The impact of high-quality adult-child interactions extends beyond typical educational outcomes, even showing up in basic physiological responses. Research has found a decrease in cortisol levels among students in classrooms with higher emotional support metrics, meaning they feel less stress than their peers in less emotionally supportive learning environments. This is especially important today, as students navigate mounting anxiety in response to COVID-19 and other traumatic experiences.
For many years, these critical interactions seemed too hard to measure well at scale so we relied on measures of quality such as teachers’ education levels. We now know we can measure these interactions well at a broad scale, enabling more effective accountability systems and targeted professional learning to help educators improve interactions.

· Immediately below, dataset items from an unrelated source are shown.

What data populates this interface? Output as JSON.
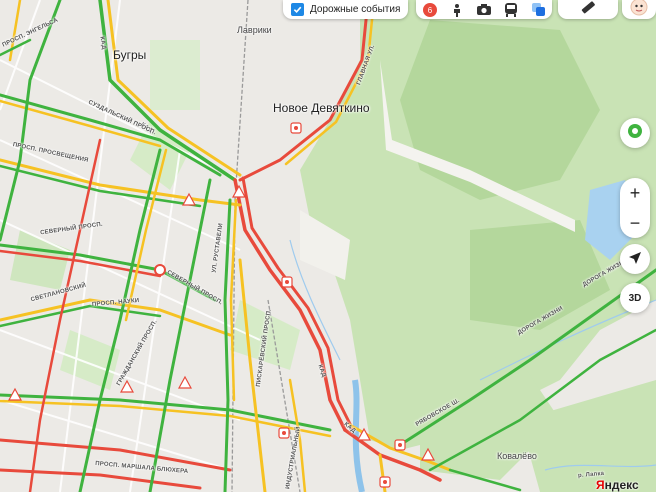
{
  "toolbar": {
    "traffic_events_label": "Дорожные события",
    "traffic_events_checked": true,
    "layers": [
      {
        "icon": "traffic-score-icon",
        "badge": "6"
      },
      {
        "icon": "panorama-icon"
      },
      {
        "icon": "camera-icon"
      },
      {
        "icon": "transit-icon"
      },
      {
        "icon": "layers-icon"
      }
    ],
    "ruler_icon": "ruler-icon",
    "profile_icon": "avatar-icon"
  },
  "map_controls": {
    "zoom_in": "+",
    "zoom_out": "−",
    "mode_3d": "3D"
  },
  "places": {
    "bugry": "Бугры",
    "lavriki": "Лаврики",
    "novoe_devyatkino": "Новое Девяткино",
    "kovalyovo": "Ковалёво"
  },
  "roads": {
    "kad": "КАД",
    "suzdalsky": "СУЗДАЛЬСКИЙ ПРОСП.",
    "prosveshcheniya": "ПРОСП. ПРОСВЕЩЕНИЯ",
    "severny": "СЕВЕРНЫЙ ПРОСП.",
    "nauki": "ПРОСП. НАУКИ",
    "svetlanovsky": "СВЕТЛАНОВСКИЙ",
    "grazhdansky": "ГРАЖДАНСКИЙ ПРОСП.",
    "rustaveli": "УЛ. РУСТАВЕЛИ",
    "piskarevsky": "ПИСКАРЁВСКИЙ ПРОСП.",
    "industrialny": "ИНДУСТРИАЛЬНЫЙ",
    "ryabovskoe": "РЯБОВСКОЕ Ш.",
    "doroga_zhizni": "ДОРОГА ЖИЗНИ",
    "glavnaya": "ГЛАВНАЯ УЛ.",
    "marshala_blyukhera": "ПРОСП. МАРШАЛА БЛЮХЕРА",
    "engelsa": "ПРОСП. ЭНГЕЛЬСА",
    "lapka": "р. Лапка"
  },
  "brand": {
    "first": "Я",
    "rest": "ндекс"
  },
  "colors": {
    "jam": "#e84a3c",
    "slow": "#f6c223",
    "free": "#3fb33f",
    "forest": "#c9e3b5",
    "forest_dark": "#b4d79c",
    "water": "#a9d2f0",
    "accent": "#1e88e5"
  }
}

This moves the education system closer to its broad goal of giving every family access to high-quality early learning environments.
Over the last decade, Louisiana has used such insights to create a common accountability system for all publicly funded early childhood education sites, including child care, Head Start and state pre-K. In the same way K-12 public schools receive a report card and letter grade each year, every publicly funded child care site receives an annual performance profile, which includes a rating based on multiple classroom observations. These observations, guided by the CLASS tool, are conducted twice a year to provide local networks with meaningful data for improvement. Professional development is then aligned to the skill needed to increase quality in classrooms.
As a result of this shift, since 2016-17, the Bayou State has tripled the number of sites with the highest performance rating on the state’s scale and reduced the number of sites with the lowest performance rating by more than 50 percent. This means that at the individual classroom level, teachers in every corner of the state know more about how best to interact with children to support their growth and development.
That shift has not gone unnoticed among Louisiana lawmakers on both sides of the aisle. Not only has the state changed the narrative that early childhood education is simply babysitting, it has dedicated funding – the first in a decade – to continue to build on its efforts to expand access and quality early childhood care and education.
The work in Louisiana suggests a pathway for real action. The state is well on its way to providing equitable educational experiences from birth – ensuring that all children, in all out-of-home settings, are greeted each day by educators who not only care for them, but have a demonstrated ability to provide the responsive and cognitively stimulating interactions that they need to reach their full potential.
As we navigate a global pandemic that has thrust the importance of early childhood education further into the spotlight, and as more states and counties invest in early care and learning, federal policymakers should take note.
All families should be able to expect that all early care and education programs will provide the same high-quality experience, instead of being forced to compromise quality for convenience. Policymakers should take the first step toward building back stronger by emphasizing quality at scale for every child in every early care and learning program. The investment is worth it.
Dr. Bridget Hamre is co-founder and CEO of Teachstone and research associate professor of the University of Virginia’s Center for Advanced Study of Teaching and Learning (CASTL).